Au lieu d'insister sur la part d'ombre de son personnage principal et de ses multiples contradictions, ce portrait s'avère clair, limpide et surtout simpliste, avec un discours final qui ne fait pas dans la dentelle. Pourquoi ne pas avoir coupé dans l'aspect familial et mélodramatique qui aurait permis de maximiser la réflexion sur la chasse aux sorcières des années 50? Sans passer totalement à côté de son sujet, Trumbo n'a rien de comparable avec le documentaire éponyme de 2007 de Peter Askin et les plus aboutis Good Night, and Good Luck de George Clooney et Guilty by Suspicion qui mettait en vedette Robert De Niro.
Il pourrait paraître surprenant que la réalisation ait été confiée à Jay Roach, qui s'est fait connaître grâce aux séries Austin Powers et Meet the Parents.

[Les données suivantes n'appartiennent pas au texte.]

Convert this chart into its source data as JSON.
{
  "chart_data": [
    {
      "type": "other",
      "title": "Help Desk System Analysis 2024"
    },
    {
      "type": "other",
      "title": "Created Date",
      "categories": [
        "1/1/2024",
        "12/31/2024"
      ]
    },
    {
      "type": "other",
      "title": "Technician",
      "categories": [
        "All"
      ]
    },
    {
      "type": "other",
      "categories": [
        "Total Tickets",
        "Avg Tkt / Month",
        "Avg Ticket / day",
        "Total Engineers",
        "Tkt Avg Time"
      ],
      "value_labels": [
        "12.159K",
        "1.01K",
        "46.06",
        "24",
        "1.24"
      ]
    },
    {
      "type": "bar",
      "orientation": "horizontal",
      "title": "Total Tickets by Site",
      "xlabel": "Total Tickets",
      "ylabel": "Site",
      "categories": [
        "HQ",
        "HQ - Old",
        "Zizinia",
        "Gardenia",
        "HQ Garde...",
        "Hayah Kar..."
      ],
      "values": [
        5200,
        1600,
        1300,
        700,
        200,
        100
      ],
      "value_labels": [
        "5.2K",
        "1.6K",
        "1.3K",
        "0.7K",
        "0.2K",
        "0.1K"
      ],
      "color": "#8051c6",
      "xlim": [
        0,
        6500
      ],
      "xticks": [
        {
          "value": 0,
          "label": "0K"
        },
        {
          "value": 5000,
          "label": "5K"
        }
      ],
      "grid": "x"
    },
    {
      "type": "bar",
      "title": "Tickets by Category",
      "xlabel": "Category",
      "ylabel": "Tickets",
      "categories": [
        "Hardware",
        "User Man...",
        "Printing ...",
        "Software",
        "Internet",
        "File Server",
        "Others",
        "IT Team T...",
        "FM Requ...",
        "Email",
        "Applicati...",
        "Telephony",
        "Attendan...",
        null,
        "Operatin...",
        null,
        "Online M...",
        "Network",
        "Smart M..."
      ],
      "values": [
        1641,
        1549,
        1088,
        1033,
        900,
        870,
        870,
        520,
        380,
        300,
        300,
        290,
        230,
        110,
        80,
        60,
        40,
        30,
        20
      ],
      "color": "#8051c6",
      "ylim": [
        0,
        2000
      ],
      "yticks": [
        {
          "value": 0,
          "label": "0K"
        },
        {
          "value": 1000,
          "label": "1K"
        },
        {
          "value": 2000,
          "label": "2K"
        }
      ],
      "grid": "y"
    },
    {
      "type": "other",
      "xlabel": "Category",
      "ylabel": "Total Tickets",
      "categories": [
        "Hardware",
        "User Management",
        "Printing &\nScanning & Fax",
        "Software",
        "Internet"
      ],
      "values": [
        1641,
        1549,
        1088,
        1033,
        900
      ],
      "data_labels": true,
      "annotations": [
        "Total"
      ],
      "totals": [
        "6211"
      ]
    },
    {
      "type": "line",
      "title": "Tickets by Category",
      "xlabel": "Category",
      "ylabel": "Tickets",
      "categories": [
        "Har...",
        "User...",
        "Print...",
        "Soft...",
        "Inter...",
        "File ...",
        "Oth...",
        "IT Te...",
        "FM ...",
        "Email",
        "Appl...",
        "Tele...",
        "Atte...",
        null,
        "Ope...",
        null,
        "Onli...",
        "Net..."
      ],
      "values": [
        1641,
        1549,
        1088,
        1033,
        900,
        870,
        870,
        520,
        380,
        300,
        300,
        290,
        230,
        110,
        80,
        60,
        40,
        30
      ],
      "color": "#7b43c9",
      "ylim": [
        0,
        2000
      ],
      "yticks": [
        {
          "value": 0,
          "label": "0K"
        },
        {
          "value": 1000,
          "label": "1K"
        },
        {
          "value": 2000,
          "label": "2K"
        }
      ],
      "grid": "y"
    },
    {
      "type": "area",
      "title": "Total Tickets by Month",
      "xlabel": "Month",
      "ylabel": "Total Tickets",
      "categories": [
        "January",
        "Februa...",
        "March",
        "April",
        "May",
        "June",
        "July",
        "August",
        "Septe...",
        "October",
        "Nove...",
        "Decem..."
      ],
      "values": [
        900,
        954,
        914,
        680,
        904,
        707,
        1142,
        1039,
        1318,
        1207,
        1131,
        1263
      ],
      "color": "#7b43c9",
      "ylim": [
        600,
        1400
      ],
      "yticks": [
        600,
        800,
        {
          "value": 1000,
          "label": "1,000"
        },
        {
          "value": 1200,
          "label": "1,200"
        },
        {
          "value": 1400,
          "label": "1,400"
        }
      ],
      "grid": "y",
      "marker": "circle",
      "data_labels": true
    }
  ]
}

Mais il s'est recyclé depuis quelques années dans des registres plus politisés avec les très solides Recount et Game Change qui portait sur Sarah Palin (et le plus oubliable The Brink). Sauf que ces trois longs métrages ont été produits pour HBO et Trumbo ressemble tout au plus à un téléfilm gonflé pour le cinéma. La recréation d'époque n'est pas mauvaise et les choix musicaux s'avèrent plus qu'acceptables, ce qui ne l'empêche pas d'avoir davantage sa place au petit écran.
Ce serait peut-être injuste de se livrer ainsi à un procès d'intention. Trumbo n'a aucune autre ambition que de divertir en parlant de liberté d'expression et en faisant découvrir un scénariste émérite. Ses modestes efforts sont souvent récompensés et si l'ouvrage tend à être plus comique que sérieux, il est porté par le jeu haut en couleur de Bryan Cranston qui fait oublier la plupart de ses défauts. Le vrai Trumbo n'aurait probablement jamais écrit ce film qui demeure l'ébauche d'un meilleur film, mais simplement d'en parler avec une certaine intelligence et absurdité relève de la nécessité.